FINALS - BRAD NELSON VS. KYLE BOGGEMES

Posted in NEWS on March 23, 2014

By Blake Rasmussen

Blake is the content manager for DailyMTG.com, making him the one you should email if you have thoughts on the website, good or less good (or not good). He's a longtime coverage reporter and hasn't turned down a game of Magic in any format ever.

So, I hear this Esper deck is good?

So far in this Top 8 Esper has only lost to Esper, as Brad Nelson endured one mirror match in the quarterfinals. Beyond that, both players have devoured the competition, winning because, well, I'll let Nelson tell you.

"It's the best deck in the format. I've played so terribly this weekend," said the player now shuffling up in the finals of a Grand Prix.

It might have been hyperbole to say Nelson had played terribly this weekend—after all, a bevy of other Esper players had already fallen by the wayside—but his deck had pulled him out of several tight spots already.

Unfortunately for him, his opponent, Kyle Boggemes, was playing 59 of 60 cards the same in the main deck. Almost as unfortunate, Boggemes had a creature-based sideboard that Nelson felt would give Boggemes a leg up.

"I think I'm slightly disadvantaged because of it," Nelson said.

But at several points in this Top 8, Nelson has found himself in position to be more than a little disadvantaged and has always found himself on top. Now he just needed a little more Magic for one last round.

Boggemes, however, was looking for a little magic himself. Long resigned to "winning steak knives"—Boggemes code for getting second place—you could tell he really wanted this one. You could tell he didn't want any steak knives this time around.

The games

Boggemes jumped out to what amounts to a blisteringly fast lead in the Esper mirror, Thoughtseizing away a Dissolve to clear the way for Jace, Architect of Thought and, after the first was Detention Sphered, a second Jace.

Behind from pretty much turn one, Nelson couldn't afford to putter around, so he went right for the throat on turn six, resolving Elspeth.

So, clearly, that left Boggemes to resolve an Elspeth of his own. Because mirror match.

With both players committed to tapping out on their own turns in order to resolve crucial spells, each player started throwing haymakers back and forth. Sphinx's Revelation begat another which begat an Ætherling on Boggemes side of the board. Far from an uneasy detente with untapped mana and itchy trigger fingers, these two were quickly headed toward a nuclear apocalypse.

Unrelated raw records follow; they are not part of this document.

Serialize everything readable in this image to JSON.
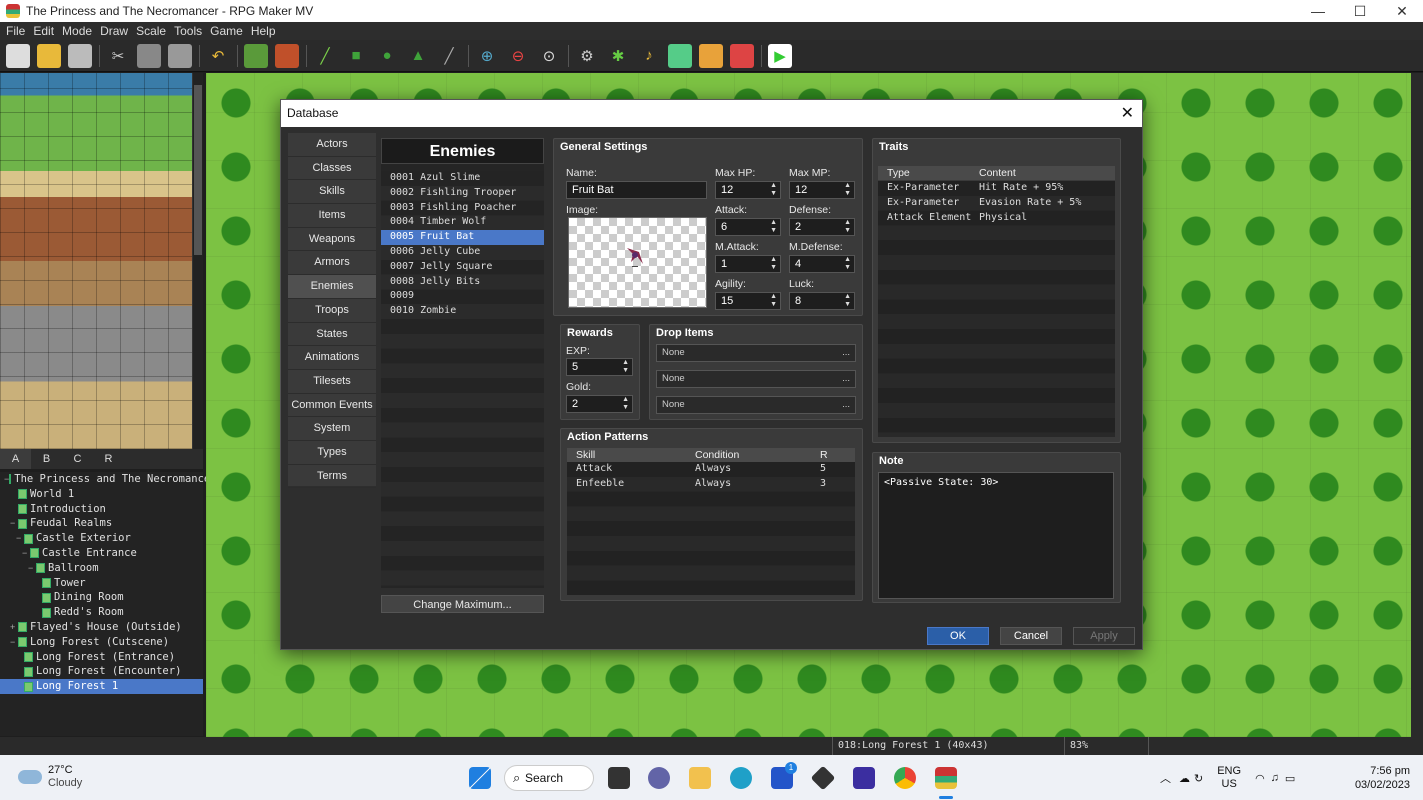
{
  "window": {
    "title": "The Princess and The Necromancer - RPG Maker MV",
    "min": "—",
    "max": "☐",
    "close": "✕"
  },
  "menu": [
    "File",
    "Edit",
    "Mode",
    "Draw",
    "Scale",
    "Tools",
    "Game",
    "Help"
  ],
  "palette_tabs": [
    "A",
    "B",
    "C",
    "R"
  ],
  "map_tree": [
    {
      "label": "The Princess and The Necromancer",
      "indent": 0,
      "tw": "−"
    },
    {
      "label": "World 1",
      "indent": 1,
      "tw": ""
    },
    {
      "label": "Introduction",
      "indent": 1,
      "tw": ""
    },
    {
      "label": "Feudal Realms",
      "indent": 1,
      "tw": "−"
    },
    {
      "label": "Castle Exterior",
      "indent": 2,
      "tw": "−"
    },
    {
      "label": "Castle Entrance",
      "indent": 3,
      "tw": "−"
    },
    {
      "label": "Ballroom",
      "indent": 4,
      "tw": "−"
    },
    {
      "label": "Tower",
      "indent": 5,
      "tw": ""
    },
    {
      "label": "Dining Room",
      "indent": 5,
      "tw": ""
    },
    {
      "label": "Redd's Room",
      "indent": 5,
      "tw": ""
    },
    {
      "label": "Flayed's House (Outside)",
      "indent": 1,
      "tw": "+"
    },
    {
      "label": "Long Forest (Cutscene)",
      "indent": 1,
      "tw": "−"
    },
    {
      "label": "Long Forest (Entrance)",
      "indent": 2,
      "tw": ""
    },
    {
      "label": "Long Forest (Encounter)",
      "indent": 2,
      "tw": ""
    },
    {
      "label": "Long Forest 1",
      "indent": 2,
      "tw": "",
      "selected": true
    }
  ],
  "status": {
    "map_info": "018:Long Forest 1 (40x43)",
    "zoom": "83%"
  },
  "database": {
    "title": "Database",
    "close": "✕",
    "categories": [
      "Actors",
      "Classes",
      "Skills",
      "Items",
      "Weapons",
      "Armors",
      "Enemies",
      "Troops",
      "States",
      "Animations",
      "Tilesets",
      "Common Events",
      "System",
      "Types",
      "Terms"
    ],
    "active_category": "Enemies",
    "list_header": "Enemies",
    "enemies": [
      "0001 Azul Slime",
      "0002 Fishling Trooper",
      "0003 Fishling Poacher",
      "0004 Timber Wolf",
      "0005 Fruit Bat",
      "0006 Jelly Cube",
      "0007 Jelly Square",
      "0008 Jelly Bits",
      "0009",
      "0010 Zombie"
    ],
    "selected_enemy": "0005 Fruit Bat",
    "change_max": "Change Maximum...",
    "general": {
      "title": "General Settings",
      "name_label": "Name:",
      "name": "Fruit Bat",
      "image_label": "Image:",
      "max_hp_label": "Max HP:",
      "max_hp": "12",
      "max_mp_label": "Max MP:",
      "max_mp": "12",
      "attack_label": "Attack:",
      "attack": "6",
      "defense_label": "Defense:",
      "defense": "2",
      "mattack_label": "M.Attack:",
      "mattack": "1",
      "mdefense_label": "M.Defense:",
      "mdefense": "4",
      "agility_label": "Agility:",
      "agility": "15",
      "luck_label": "Luck:",
      "luck": "8"
    },
    "rewards": {
      "title": "Rewards",
      "exp_label": "EXP:",
      "exp": "5",
      "gold_label": "Gold:",
      "gold": "2"
    },
    "drops": {
      "title": "Drop Items",
      "items": [
        "None",
        "None",
        "None"
      ],
      "dots": "..."
    },
    "actions": {
      "title": "Action Patterns",
      "headers": [
        "Skill",
        "Condition",
        "R"
      ],
      "rows": [
        [
          "Attack",
          "Always",
          "5"
        ],
        [
          "Enfeeble",
          "Always",
          "3"
        ]
      ]
    },
    "traits": {
      "title": "Traits",
      "headers": [
        "Type",
        "Content"
      ],
      "rows": [
        [
          "Ex-Parameter",
          "Hit Rate + 95%"
        ],
        [
          "Ex-Parameter",
          "Evasion Rate + 5%"
        ],
        [
          "Attack Element",
          "Physical"
        ]
      ]
    },
    "note": {
      "title": "Note",
      "text": "<Passive State: 30>"
    },
    "buttons": {
      "ok": "OK",
      "cancel": "Cancel",
      "apply": "Apply"
    }
  },
  "taskbar": {
    "temp": "27°C",
    "condition": "Cloudy",
    "search": "Search",
    "lang1": "ENG",
    "lang2": "US",
    "time": "7:56 pm",
    "date": "03/02/2023",
    "badge": "1"
  },
  "colors": {
    "accent": "#4a78c8",
    "ok_button": "#2b5fa8",
    "map_grass": "#7cc243"
  }
}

Brad Nelson sat just inches from yet another Grand Prix trophy in Standard. His mastery of the format is never in doubt, but his ability to grab the Cincinnati championship hung precipitously in the air throughout the course of the finals.

 

As in, bombs.

 

Nelson actually managed to dispatch with Ætherling through a pair of removal spells, and the two started jostling to get the upper hand in the Elspeth fight. Both planeswalkers climbed into range of their ultimates, but there were so few soldiers on the table it hardly mattered.

"Please have nothing," Nelson pleaded.

What he had was a second Elsepth, enabling him to emblem-up ahead of schedule. Nelson followed suit in what was quickly becoming an absurd game.

"I need one too," Nelson said, motioning to an Elspeth emblem. Quietly, the judge restocked a third emblem token. Just in case.


Because this happens all the time.

 

Boggemes finally, long after the first bombs were launched, gained an upper hand in the Elspeth war, slaying Nelson's Elspeth on an attack thanks to a timely Doom Blade. When Nelson was unable to resolve Sphinx's Revelation to find a better answer, he conceded and moved quickly to his sideboard.

 

"Can you believe they got the third Elspeth emblem, just in case," Nelson mused between games.

The second game settled more into the draw-go fashion we all come to expect in these types of matchups. Boggemes stripped a Sphinx's Revelation with Thoughtseize early, but, otherwise, things were mostly quiet as the pair built their mana bases and sculpted the tops of their decks with scry.

It was Boggemes who fired the first shot once the pair had settled in, with a Sphinx's Revelation for two. That netted him a Thoughtseize and a second Revelation, and set off a counter war over the Thoughtseize.


It took a long time to get here, but with another trophy in sight, Kyle Boggemes finally claimed a title all his own.

 

Thoughtseize met Dissolve met Negate met Sphinx's Revelation met Negate. And when Nelson's follow-up Thoughtseize was Dissolved, the StarCityGames writer found himself unable to do anything about the Ætherling that followed.

 

Nelson drew, saw nothing, and congratulated Kyle Boggemes on winning Grand Prix Cincinnati. And not a single steak knife in sight.